## Cross Validation Split

Next important import statements for trying cross validation

In [0]:
from pyspark.sql.functions import percent_rank
from pyspark.sql import Window
from datetime import datetime, date
from pyspark.sql import Row

One key part of cross validation is splitting the data into the different folds for model evaluation. Below if a function to take a full training dataframe and return three lists that contain each fold of the training data, validation data, and test data. The split occurs by ordering the data by a specific time column, adding a `rank` column which specifies what percentile of the ordered data a specific data point is in, and splitting based on the different percentages.

In [0]:
def time_series_cross_validation_split(num_folds, df, sort_order_column_name, dependent_column_name):
  
  """
  Parameters
  ----------
    num_folds : int
      The number of folds for which to split the data
    df : dataframe
      The base dataframe for which to split
    sort_order_column_name : str
      The column for which the dataframe should be sorted by for ranking purposes
    dependent_column_name : str
      The column name for the dependent variable in the model
  """
  
  # Sanity check on datafram
  if sort_order_column_name not in df.columns or dependent_column_name not in df.columns:
    return
  # Add rank column
  df = df.withColumn("rank", percent_rank().over(Window.partitionBy().orderBy(sort_order_column_name)))
  # Define percentages on which to split data based on rank and number of folds
  fold_percentage = 1 / (num_folds + 2)
  df_train_list = []
  df_validate_list = []
  df_test_list = []
  
  # For each fold
  for i in range(1, num_folds + 1):
    # Define train df
    train_df = df.where("rank <= " + str(fold_percentage * i)).drop("rank")
    # Define validation df
    validate_df = df.where("rank <= " + str(fold_percentage * (i + 1)) + " and rank > " + str(fold_percentage * i)).drop("rank")
    # Define test df
    test_df = df.where("rank <= " + str(fold_percentage * (i + 2)) + " and rank > " + str(fold_percentage * (i + 1))).drop("rank")
    
    # Append to lists to return 
    df_train_list.append(train_df)
    df_validate_list.append(validate_df)
    df_test_list.append(test_df)
  return df_train_list, df_validate_list, df_test_list

For a three fold validation, the function would divide the data into five equal slices.
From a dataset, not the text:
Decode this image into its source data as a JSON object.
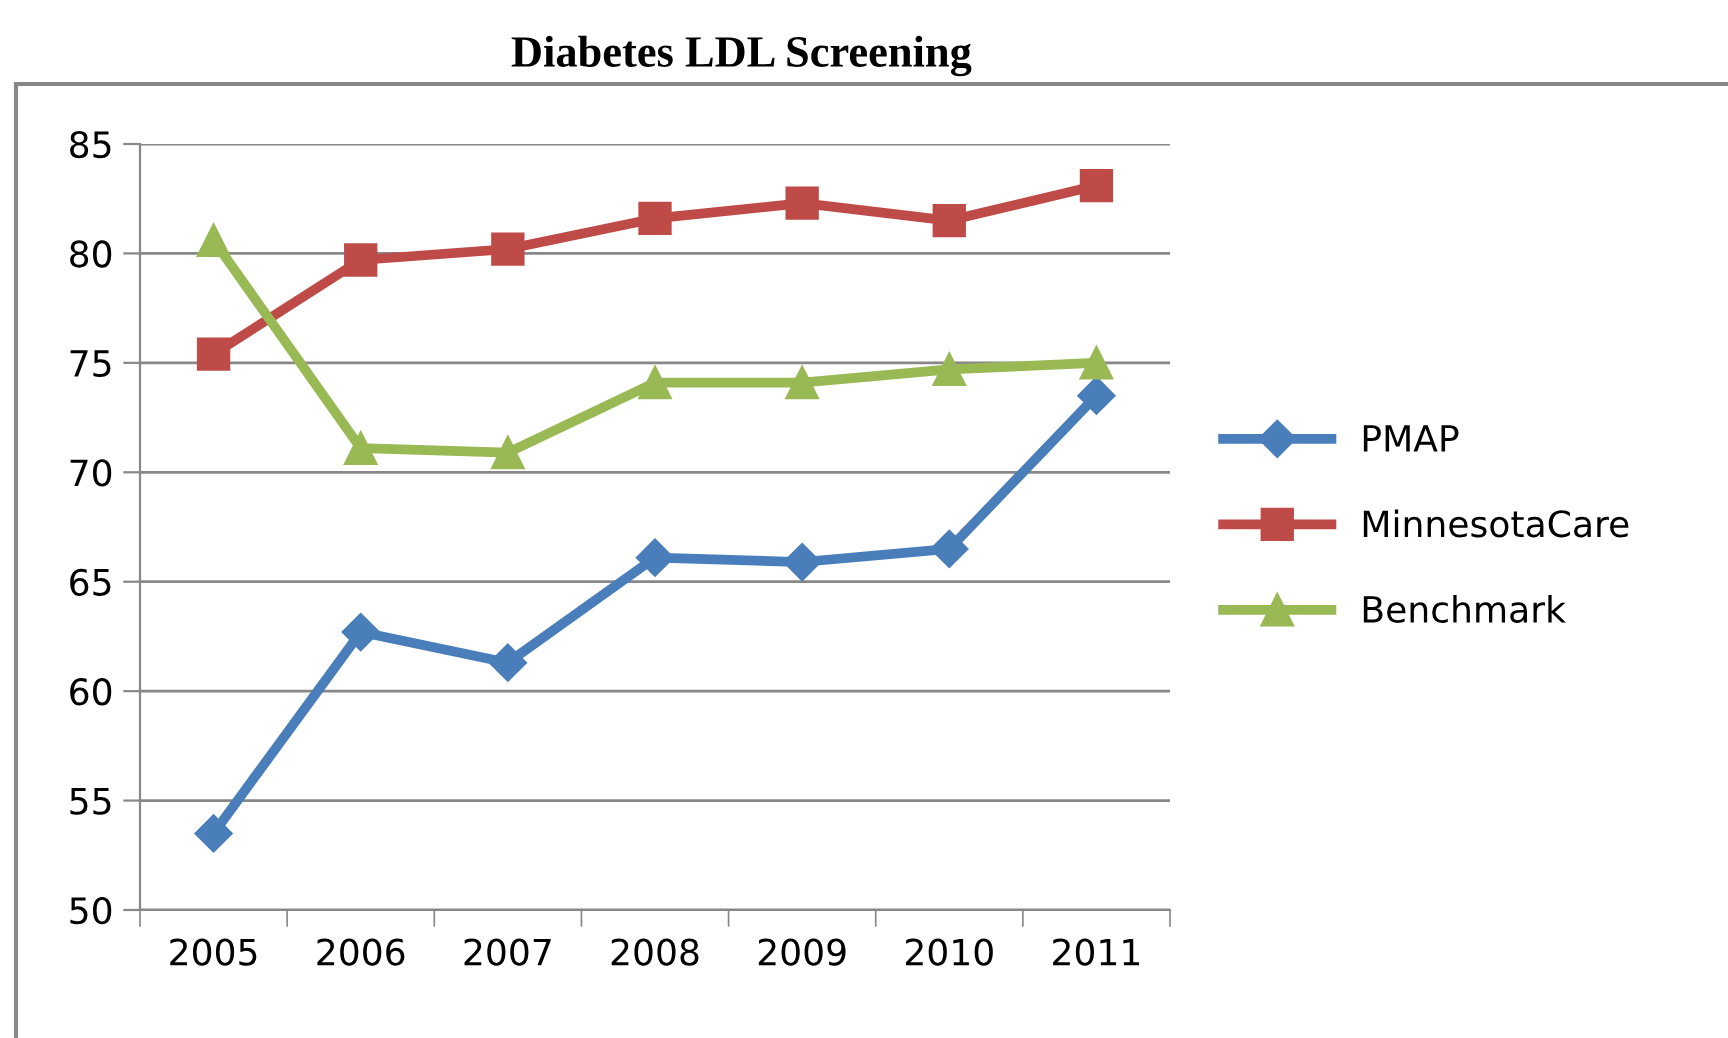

In the first fold, the training data would be the first fifth of the data, the validation the second fifth, and the training the third fifth. In the second fold, the training data would be the first two fifths of the data, the validation set the third fifth, and the test set the fourth fifth.

This function allows any data set to be easily split into proper training, validation, and test folds that any model can utilize for error estimation and hyperparameter tuning. It will be used in modeling sections later in the report.